This spring, Professor of Biology Mark Deutschlander became the 58th president of the Wilson Ornithological Society (WOS), the second oldest and second largest scientific ornithological society in North America.
Previously, Deutschlander served two years as the organization’s second vice president and two subsequent years as first vice president. His two-year term as president will be followed by an additional two years of service as immediate past-president.
The official announcement was made in March at the WOS’s annual meeting at Florida Gulf Coast University in Fort Myers, where Deutschlander also presented research, conducted with his master’s student from SUNY Brockport, Jennalee Holzschuh, exploring how the energetic condition of individuals directly affects orientation in white-throated sparrows during migration.
During the 2017 WOS meeting, Madison Sutton ’17 delivered a poster presentation, “Is mass gain in migratory passerines influenced by season, arrival time, or sex?: Models using hourly, daily regressions on mass,” which she completed under the guidance of Deutschlander and Assistant Professor of Biology Bradley Cosentino. The research presented by Sutton is part of her Honors thesis, which she will complete and defend this spring.

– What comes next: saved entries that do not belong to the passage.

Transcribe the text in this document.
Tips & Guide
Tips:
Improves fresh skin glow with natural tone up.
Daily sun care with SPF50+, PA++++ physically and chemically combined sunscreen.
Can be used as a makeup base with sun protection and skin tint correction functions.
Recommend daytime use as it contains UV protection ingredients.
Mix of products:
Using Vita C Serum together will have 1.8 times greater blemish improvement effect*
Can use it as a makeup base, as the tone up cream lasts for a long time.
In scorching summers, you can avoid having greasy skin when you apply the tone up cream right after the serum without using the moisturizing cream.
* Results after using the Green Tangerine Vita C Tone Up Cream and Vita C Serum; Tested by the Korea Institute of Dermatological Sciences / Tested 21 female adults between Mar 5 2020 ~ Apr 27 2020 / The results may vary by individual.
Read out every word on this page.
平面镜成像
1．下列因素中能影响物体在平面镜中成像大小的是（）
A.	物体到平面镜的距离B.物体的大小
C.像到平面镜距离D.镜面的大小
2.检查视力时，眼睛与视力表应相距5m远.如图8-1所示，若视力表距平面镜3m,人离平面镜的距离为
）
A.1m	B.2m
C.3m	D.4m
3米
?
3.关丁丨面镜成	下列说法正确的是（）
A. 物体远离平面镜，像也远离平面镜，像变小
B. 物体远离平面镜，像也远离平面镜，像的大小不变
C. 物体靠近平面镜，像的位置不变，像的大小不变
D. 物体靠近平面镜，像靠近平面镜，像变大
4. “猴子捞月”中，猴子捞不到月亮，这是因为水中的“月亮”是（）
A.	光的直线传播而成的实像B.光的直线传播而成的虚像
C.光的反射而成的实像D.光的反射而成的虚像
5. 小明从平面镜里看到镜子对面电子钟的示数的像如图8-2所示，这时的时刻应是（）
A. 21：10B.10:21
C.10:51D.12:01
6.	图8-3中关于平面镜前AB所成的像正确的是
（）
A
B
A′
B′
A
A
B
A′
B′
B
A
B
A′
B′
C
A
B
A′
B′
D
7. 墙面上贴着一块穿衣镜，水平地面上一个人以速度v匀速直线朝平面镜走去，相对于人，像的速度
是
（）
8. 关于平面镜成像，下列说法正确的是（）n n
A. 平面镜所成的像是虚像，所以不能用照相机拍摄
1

Deutschlander and Sutton received the Jed Burtt Mentoring Grant from WOS to support their research and travel to the 2017 conference. Named in honor of the late Edward “Jed” H. Burtt Jr., a past-president of WOS and internationally respected ornithologist who died in April 2016, the grant supports research projects that demonstrate the greatest capacity of mentoring and collaboration with undergraduate students.
Deutschlander’s research interest in birds and migration began while he was an undergraduate student with Professor of Biology Robert Beason at SUNY-Geneseo, where together they studied the magnetic sense of bobolinks. He also has studied magnetic navigation in Australian silvereyes, as a visiting scholar at the University of Technology in Sydney, and in Eastern red-spotted newts and Siberian hamsters.
Deutschlander received his Ph.D. in zoology from Indiana University, where he specialized in animal behavior and minored in neuroscience. His research over the past 20 years has focused on sensory aspects of migration and navigation, particular the use of visual cues and the earth’s magnetic field in animal orientation. His most recent research as expanded into the area of energetics of migration, and he will be employing new radio-tracking technology to study migratory birds at his main field site, the Braddock Bay Bird Observatory, on the south shore of Lake Ontario near Greece, N.Y.